One of the primary thrust of the fishery program was and is the restoration of native brook trout to segments of its historic range.   As the understanding of this project improved, members of both chapters assisted with the restoration either physically or by helping raise funds for equipment and personnel.  Over the years this program has successfully restored 17.2 miles of stream for our only native trout.  Because of the success of this program the Smokies opened fishing for brook trout for the first time in 30 years in 2005.   
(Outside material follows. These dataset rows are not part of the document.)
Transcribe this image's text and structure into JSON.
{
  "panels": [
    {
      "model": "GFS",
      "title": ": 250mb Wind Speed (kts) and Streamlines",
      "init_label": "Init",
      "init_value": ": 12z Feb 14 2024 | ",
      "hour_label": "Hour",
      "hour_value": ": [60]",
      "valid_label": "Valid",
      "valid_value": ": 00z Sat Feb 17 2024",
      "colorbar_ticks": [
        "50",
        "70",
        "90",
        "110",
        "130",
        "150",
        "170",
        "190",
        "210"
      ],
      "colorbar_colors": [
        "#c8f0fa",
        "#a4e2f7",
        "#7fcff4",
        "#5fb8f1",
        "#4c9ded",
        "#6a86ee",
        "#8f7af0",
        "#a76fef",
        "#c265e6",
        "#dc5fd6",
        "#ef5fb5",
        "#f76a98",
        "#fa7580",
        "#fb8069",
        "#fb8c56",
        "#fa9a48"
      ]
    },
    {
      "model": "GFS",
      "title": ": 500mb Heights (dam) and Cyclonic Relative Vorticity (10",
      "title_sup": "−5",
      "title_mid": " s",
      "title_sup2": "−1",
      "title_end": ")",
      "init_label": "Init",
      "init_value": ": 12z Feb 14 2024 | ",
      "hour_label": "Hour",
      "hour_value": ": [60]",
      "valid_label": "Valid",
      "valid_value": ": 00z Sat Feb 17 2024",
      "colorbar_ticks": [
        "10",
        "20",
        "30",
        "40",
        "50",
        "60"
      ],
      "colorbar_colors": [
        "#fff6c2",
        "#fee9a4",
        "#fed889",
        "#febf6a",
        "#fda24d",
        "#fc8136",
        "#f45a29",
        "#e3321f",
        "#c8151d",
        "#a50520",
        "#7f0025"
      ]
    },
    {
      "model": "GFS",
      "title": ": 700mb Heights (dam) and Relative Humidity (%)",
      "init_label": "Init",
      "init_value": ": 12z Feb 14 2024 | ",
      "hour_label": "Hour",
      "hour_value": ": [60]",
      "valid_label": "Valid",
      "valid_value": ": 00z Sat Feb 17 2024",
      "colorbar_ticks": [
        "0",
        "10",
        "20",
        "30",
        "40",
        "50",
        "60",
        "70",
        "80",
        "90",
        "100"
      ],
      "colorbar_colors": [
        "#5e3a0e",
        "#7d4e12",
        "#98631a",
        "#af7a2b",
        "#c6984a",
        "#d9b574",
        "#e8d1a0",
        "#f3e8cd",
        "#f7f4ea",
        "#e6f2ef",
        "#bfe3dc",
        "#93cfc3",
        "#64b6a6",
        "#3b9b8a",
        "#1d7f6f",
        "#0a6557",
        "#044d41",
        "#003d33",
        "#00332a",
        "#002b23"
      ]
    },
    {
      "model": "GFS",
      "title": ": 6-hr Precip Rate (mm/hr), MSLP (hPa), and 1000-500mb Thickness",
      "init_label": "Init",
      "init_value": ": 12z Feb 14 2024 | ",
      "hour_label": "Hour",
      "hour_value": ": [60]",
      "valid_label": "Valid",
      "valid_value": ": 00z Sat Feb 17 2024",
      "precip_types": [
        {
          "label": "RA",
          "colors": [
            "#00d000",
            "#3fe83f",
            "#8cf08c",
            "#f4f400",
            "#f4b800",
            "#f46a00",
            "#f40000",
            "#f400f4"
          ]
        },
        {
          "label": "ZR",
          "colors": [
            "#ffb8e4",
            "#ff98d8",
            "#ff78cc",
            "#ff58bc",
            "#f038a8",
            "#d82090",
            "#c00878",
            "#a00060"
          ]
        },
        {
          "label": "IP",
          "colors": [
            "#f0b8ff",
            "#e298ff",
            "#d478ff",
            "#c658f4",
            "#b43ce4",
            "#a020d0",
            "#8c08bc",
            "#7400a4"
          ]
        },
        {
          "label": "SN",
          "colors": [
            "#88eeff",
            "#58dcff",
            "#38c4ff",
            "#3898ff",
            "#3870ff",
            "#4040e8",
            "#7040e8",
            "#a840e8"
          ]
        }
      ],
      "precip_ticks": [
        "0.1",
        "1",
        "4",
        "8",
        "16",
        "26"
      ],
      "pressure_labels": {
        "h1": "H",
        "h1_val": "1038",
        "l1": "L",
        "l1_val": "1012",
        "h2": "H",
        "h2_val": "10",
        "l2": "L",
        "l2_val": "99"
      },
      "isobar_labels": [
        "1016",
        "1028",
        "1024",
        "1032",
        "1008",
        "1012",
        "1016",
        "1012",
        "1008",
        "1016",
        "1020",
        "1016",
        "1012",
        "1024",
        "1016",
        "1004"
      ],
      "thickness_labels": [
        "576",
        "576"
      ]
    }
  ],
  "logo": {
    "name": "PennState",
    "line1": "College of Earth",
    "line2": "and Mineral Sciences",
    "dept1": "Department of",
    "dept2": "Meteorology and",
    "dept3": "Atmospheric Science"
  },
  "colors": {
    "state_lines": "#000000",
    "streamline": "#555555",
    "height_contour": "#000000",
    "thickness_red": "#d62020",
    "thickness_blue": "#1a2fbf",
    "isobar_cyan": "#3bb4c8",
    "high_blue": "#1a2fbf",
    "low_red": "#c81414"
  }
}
During this time Park staff in conjunction with personnel from the University of Tennessee was collecting data on acid deposition.  Based on the data that were being produced, Park staff was concerned about the effects acid deposition could have on fish populations, especially high elevation brook trout populations.  Because the collection of samples was so time consuming, park fishery staff approached the local TU chapters about helping collect samples for analyses.  So, in an unprecedented long range project, volunteers from the Great Smoky Mountains Chapter and Little River Chapter agreed to help collect samples from across the park.  Chapter members were assigned routes from which they were to collect samples on a regular basis.  Many of these routes required long hikes into the backcountry.  A coordinator from each chapter kept the volunteer pool of available, trained people ready for the task of continuing the Acid Deposition Project.  Samples were analyzed at UT for pH, acid neutralizing capacity, conductivity, anions, cations, sulfates and nitrates.  The evidence produced by this effort has conclusively shown that the streams are becoming more acidic and that acid deposition is the only plausible explanation.  This efforts continues today    

By this time other chapters of Trout Unlimited followed the example set by the original two and the partnership grew.  Money was raised by chapters and other partners and those funds were leveraged to acquire more money for the fisheries projects.  Trout Unlimited National gave extensive funding to projects.

In 2005 the Little River Chapter conceived a plan to raise money for brook trout restoration in the Smokies.  They called it Troutfest.  It consisted of a fundraiser banquet and festival.  In just four years, the chapter raised $60,000 that has been donated to the Park for brook trout restoration.  These funds have been leveraged and matched with funds from many sources to secure adequate funds for carefully selected projects.  The brook trout program continues with successful projects.  Additionally, a portion of the funds from Troutfest are used to help fund the Scholarship Endowment that pays for fisheries biology students to work in the park as seasonal employees. 

Due to the relationship started by two Trout Unlimited chapters, the Fisheries Department has received $2.2 million in cash, labor and matching funds over the past fifteen years.  Other partners include the Fly Fishing Federation, Friends of the Smokies, TU Chapters in North Carolina, South Carolina and Georgia and State Trout Unlimited Councils.  Many private and public companies have given money to the Smokies fisheries programs which is included in the total.

Steve Moore was and continues to be the head Fisheries Biologist at Great Smoky Mountains National Park. Byron Begley was the founding President of the Little River Chapter of Trout Unlimited. Steve and Byron wrote this history together.